One paramedic explains, “My mental health has been severely affected by the continuous arguments with management not protecting me because I am not vulnerable under 28weeks pregnant. I am constantly at less than 2m distance from frontline colleagues, we share the same rooms, kitchen and toilet facilities. I have been threatened with forced sick pay, unpaid leave, have been refused to furlough. I have been refused because there are no laptops left. I have also been threatened with a disciplinary. I have zero support.”

Joeli Brearley, Founder of Pregnant Then Screwed said: “Our research with pregnant women shows that there is still a huge amount of confusion about what employers should be doing during this crisis. Pregnant women were placed in the vulnerable category on the 16th March. The Government has advised that all pregnant women must be ‘’particularly stringent’’ when adhering to social distancing measures; but when asked whether pregnant women should be going to work they seem unable to give a clear answer. If the Government continues to ignore pregnant workers we run the risk of another pregnant woman dying.” 

Of the pregnant NHS workers who are still treating patients, 26% are more than 28 weeks pregnant. The current evidence shows that vertical transmission – where a mother passes the virus to the baby in utero – is ‘probable’ while the RCOG guidance states that if infected with Covid-19 in the final trimester of pregnancy a woman is ‘more likely to become seriously unwell’, and this ‘may lead to preterm birth of their baby’.

Brearley continues, “We know that BAME people are more likely to die or end up in ICU than their white counterparts. Carol Cooper, head of equality, diversity and human rights at Birmingham Community Hospital, has said that BAME medics ‘feel targeted’ to work on covid wards. Our research has shown that BAME pregnant women are more likely to be working in environments they feel are unsafe. This is particularly concerning because the three pregnant women who have died are all BAME.”

It is not only crucial that all pregnant women are enabled to socially distance at work but it is also imperative that if pregnant workers are suspended then they are suspended on full pay, otherwise employers are breaking the law.”


For further press information or case studies from Pregnant Then Screwed please contact: [email protected]

Full research findings (survey was completed in April 2020, by 2150 pregnant workers and 490 pregnant NHS workers). 

  • 8% of all pregnant women are working in environments they deem as unsafe 
  • 13% of BAME pregnant women are working in environments they deem as unsafe 
  • 8.3% of all pregnant women who are not working have been suspended on incorrect terms (forced to take SSP, are not being paid, told to start mat leave early or told to take annual leave). 
  • This increases to 10.6% for BAME women. 
  • 25% of pregnant NHS workers are coming into contact with people who could have Covid19. Therefore one in four pregnant NHS workers are not following the Government’s advice for pregnant people to ’stringently adhere to social distancing’. 
  • 24% say they are worried about their safety – this is an improvement from the last time PTS did this survey when that figure was 34%.
  • That figure shoots up to 31% for BAME pregnant NHS workers.

Notes to Editor: 

About Pregnant Then Screwed (  

A UK charity which seeks to end the motherhood penalty. 

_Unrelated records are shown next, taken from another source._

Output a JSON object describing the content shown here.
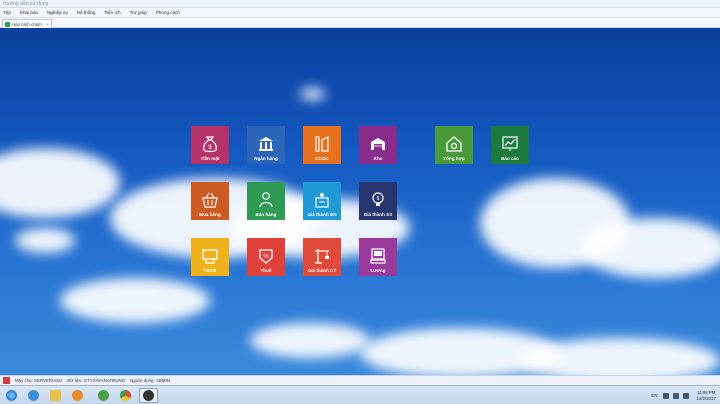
{
  "window": {
    "title": "Hướng dẫn sử dụng"
  },
  "menu": [
    {
      "label": "Tệp"
    },
    {
      "label": "Khai báo"
    },
    {
      "label": "Nghiệp vụ"
    },
    {
      "label": "Hệ thống"
    },
    {
      "label": "Tiện ích"
    },
    {
      "label": "Trợ giúp"
    },
    {
      "label": "Phong cách"
    }
  ],
  "tab": {
    "label": "Hàn bình chính",
    "close": "×"
  },
  "tiles": [
    {
      "label": "Tiền mặt",
      "color": "#b3336a",
      "icon": "money-bag-icon"
    },
    {
      "label": "Ngân hàng",
      "color": "#2b66b8",
      "icon": "bank-icon"
    },
    {
      "label": "CCDC",
      "color": "#e8711f",
      "icon": "tools-icon"
    },
    {
      "label": "Kho",
      "color": "#8a2c8c",
      "icon": "warehouse-icon"
    },
    {
      "label": "Tổng hợp",
      "color": "#4a9a3c",
      "icon": "house-summary-icon"
    },
    {
      "label": "Báo cáo",
      "color": "#1d7a3f",
      "icon": "report-chart-icon"
    },
    {
      "label": "Mua hàng",
      "color": "#cc5a23",
      "icon": "basket-icon"
    },
    {
      "label": "Bán hàng",
      "color": "#2f9a54",
      "icon": "salesperson-icon"
    },
    {
      "label": "Giá thành ĐH",
      "color": "#1f9ad6",
      "icon": "order-cost-icon"
    },
    {
      "label": "Giá thành SX",
      "color": "#27356e",
      "icon": "lightbulb-icon"
    },
    {
      "label": "TSCĐ",
      "color": "#f0b21c",
      "icon": "fixed-asset-icon"
    },
    {
      "label": "Thuế",
      "color": "#e0403a",
      "icon": "tax-icon"
    },
    {
      "label": "Giá thành CT",
      "color": "#e04a3a",
      "icon": "crane-icon"
    },
    {
      "label": "Lương",
      "color": "#9a3a9a",
      "icon": "payroll-icon"
    }
  ],
  "status": {
    "server": "Máy chủ: SERVER\\ASU",
    "database": "Dữ liệu: CTYXAYANATDUNG",
    "user": "Người dùng: ADMIN"
  },
  "taskbar": {
    "apps": [
      {
        "icon": "windows-start-icon",
        "color": "#3aa0e0"
      },
      {
        "icon": "internet-explorer-icon",
        "color": "#3f8fd8"
      },
      {
        "icon": "file-explorer-icon",
        "color": "#e7c04a"
      },
      {
        "icon": "media-player-icon",
        "color": "#e88a2a"
      },
      {
        "icon": "app-green-icon",
        "color": "#4aa04a"
      },
      {
        "icon": "chrome-icon",
        "color": "#d84a3a"
      },
      {
        "icon": "app-dark-icon",
        "color": "#333333"
      }
    ],
    "lang": "EN",
    "time": "11:08 PM",
    "date": "12/2/2017"
  }
}
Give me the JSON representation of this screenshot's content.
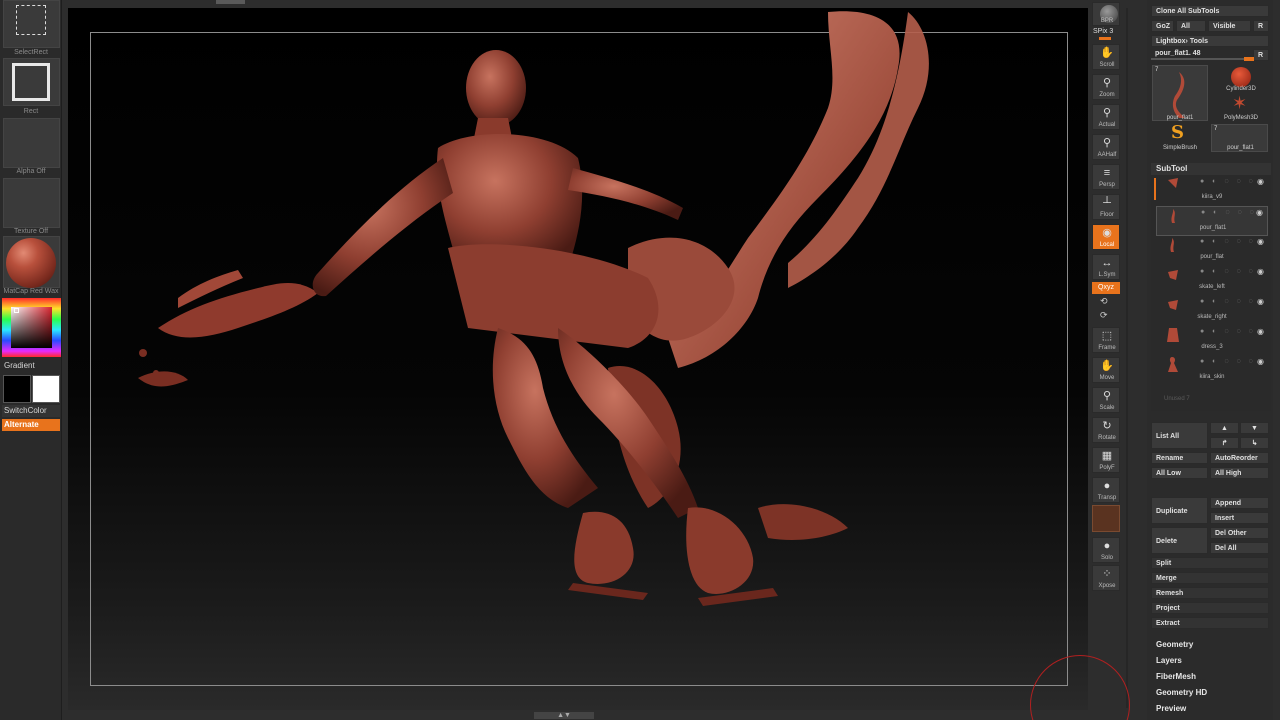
{
  "left_shelf": {
    "select_rect": "SelectRect",
    "rect": "Rect",
    "alpha": "Alpha Off",
    "texture": "Texture Off",
    "material": "MatCap Red Wax",
    "gradient": "Gradient",
    "switch_color": "SwitchColor",
    "alternate": "Alternate",
    "colors": {
      "main": "#d9252f",
      "secondary_black": "#000000",
      "secondary_white": "#ffffff"
    }
  },
  "toolbar": {
    "bpr": "BPR",
    "spix": "SPix 3",
    "scroll": "Scroll",
    "zoom": "Zoom",
    "actual": "Actual",
    "aahalf": "AAHalf",
    "persp": "Persp",
    "floor": "Floor",
    "local": "Local",
    "lsym": "L.Sym",
    "xyz": "Qxyz",
    "frame": "Frame",
    "move": "Move",
    "scale": "Scale",
    "rotate": "Rotate",
    "polyf": "PolyF",
    "transp": "Transp",
    "solo": "Solo",
    "xpose": "Xpose"
  },
  "palette": {
    "clone_all": "Clone All SubTools",
    "goz": "GoZ",
    "all": "All",
    "visible": "Visible",
    "r": "R",
    "lightbox_tools": "Lightbox› Tools",
    "tool_slider": "pour_flat1. 48",
    "thumbs": [
      {
        "label": "pour_flat1",
        "num": "7"
      },
      {
        "label": "Cylinder3D"
      },
      {
        "label": "PolyMesh3D"
      },
      {
        "label": "SimpleBrush"
      },
      {
        "label": "pour_flat1",
        "num": "7"
      }
    ],
    "subtool_title": "SubTool",
    "subtools": [
      "kiira_v9",
      "pour_flat1",
      "pour_flat",
      "skate_left",
      "skate_right",
      "dress_3",
      "kiira_skin"
    ],
    "unused": "Unused 7",
    "list_all": "List All",
    "rename": "Rename",
    "autoreorder": "AutoReorder",
    "all_low": "All Low",
    "all_high": "All High",
    "duplicate": "Duplicate",
    "append": "Append",
    "insert": "Insert",
    "delete": "Delete",
    "del_other": "Del Other",
    "del_all": "Del All",
    "split": "Split",
    "merge": "Merge",
    "remesh": "Remesh",
    "project": "Project",
    "extract": "Extract",
    "sections": [
      "Geometry",
      "Layers",
      "FiberMesh",
      "Geometry HD",
      "Preview"
    ]
  }
}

We protect, support and promote the rights of mothers who suffer the effects of systemic, cultural, and institutional discrimination through our various schemes and activities, including: A free legal advice service, a website where women post their stories of discrimination anonymously, lobbying the Government for legislative change, and a mentor scheme that supports women who are considering legal action against their employer.